What’s new in Apache Spark 2.3 and Spark 2.4

What’s new in Apache Spark 2.3 and Spark 2.4

Thursday, October 11
4:00 PM - 4:40 PM

Apache Spark 2.0 set the architectural foundations of structure in Spark, unified high-level APIs, structured streaming, and the underlying performant components like Catalyst Optimizer and Tungsten Engine. Since then the Spark community has continued to build new features and fix numerous issues in releases Spark 2.1 and 2.2.

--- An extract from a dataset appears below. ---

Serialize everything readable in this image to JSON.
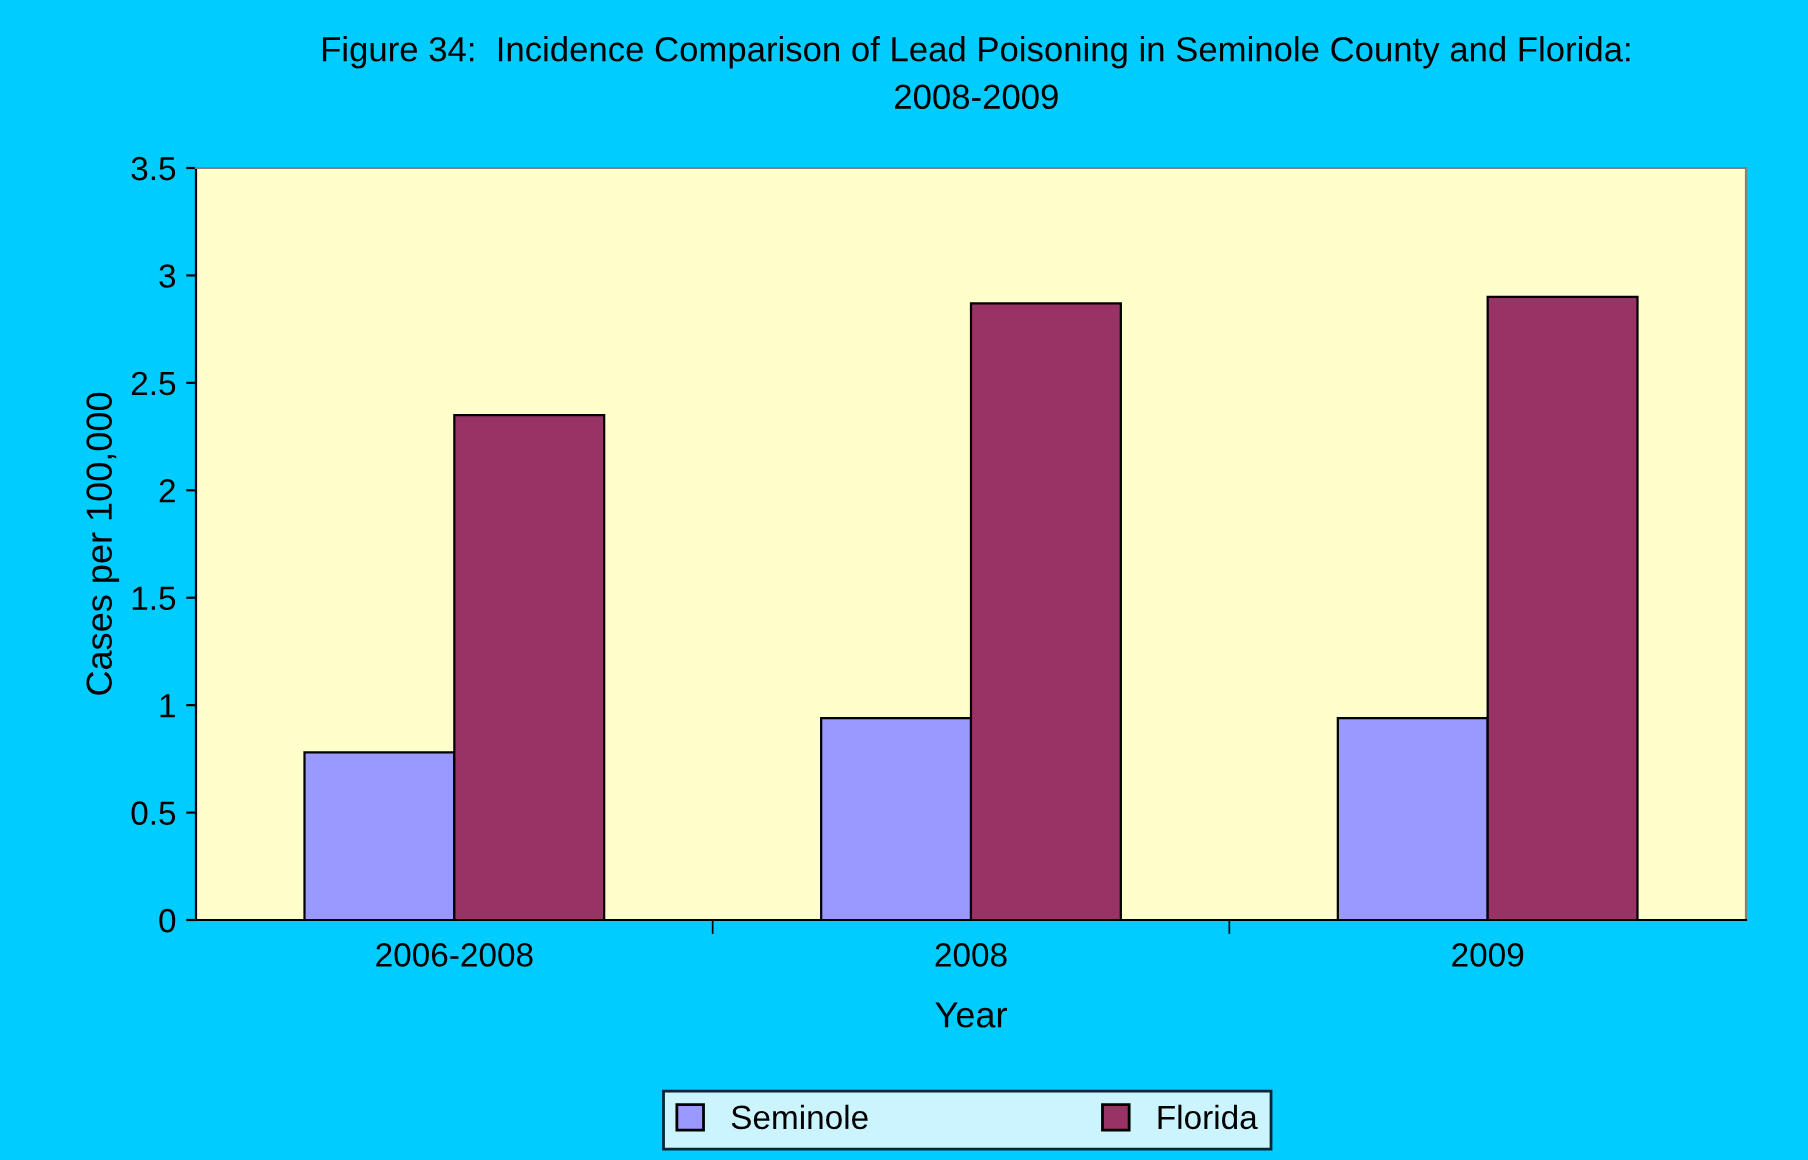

Apache Spark 2.3 has made similar strides too, introducing new features and resolving over 1300 JIRA issues. Likewise, Apache Spark 2.4 will have many JIRA issues resolved over 1100. In this talk, I want to skim and go through those notable features and changes.

Spark 2.3:

• New deployment mode: Kubernetes scheduler backend
• Pandas UDFs (a.k.a. Vectorized UDFs) and Pandas / Arrow optimization
• New structured streaming execution engine: continuous processing
• Data source v2 APIs for both structured streaming and Spark SQL
• Image Support in Spark
• Spark History Server v2
• Native Vectorized ORC support
• Stream-stream Join
• R UDF stability and Structured Streaming API
• Scala 2.10 drop
• Other notable features and improvements

Spark 2.4:

• Pandas UDF - Grouped Aggregate
• Eager Evaluation
• Barrier execution
• Kafka 2.0.0 upgrade
• Avro data source
• Image data source
• Higher-order functions
• Scala 2.12 support
• Native Spark App in K8S
• New JSON and CSV options
• Python configurable execution daemon and worker
• Other notable features and improvements


Hyukjin Kwon
Software Engineer
Hortonworks, Inc.
Hyukjin is a software engineer at Hortonworks, working on many different areas in Spark such as Spark SQL, PySpark, SparkR, etc. He is an Apache Spark committer and mainly focuses on the on the open source community in Apache Spark such as helping discuss and review many features and changes.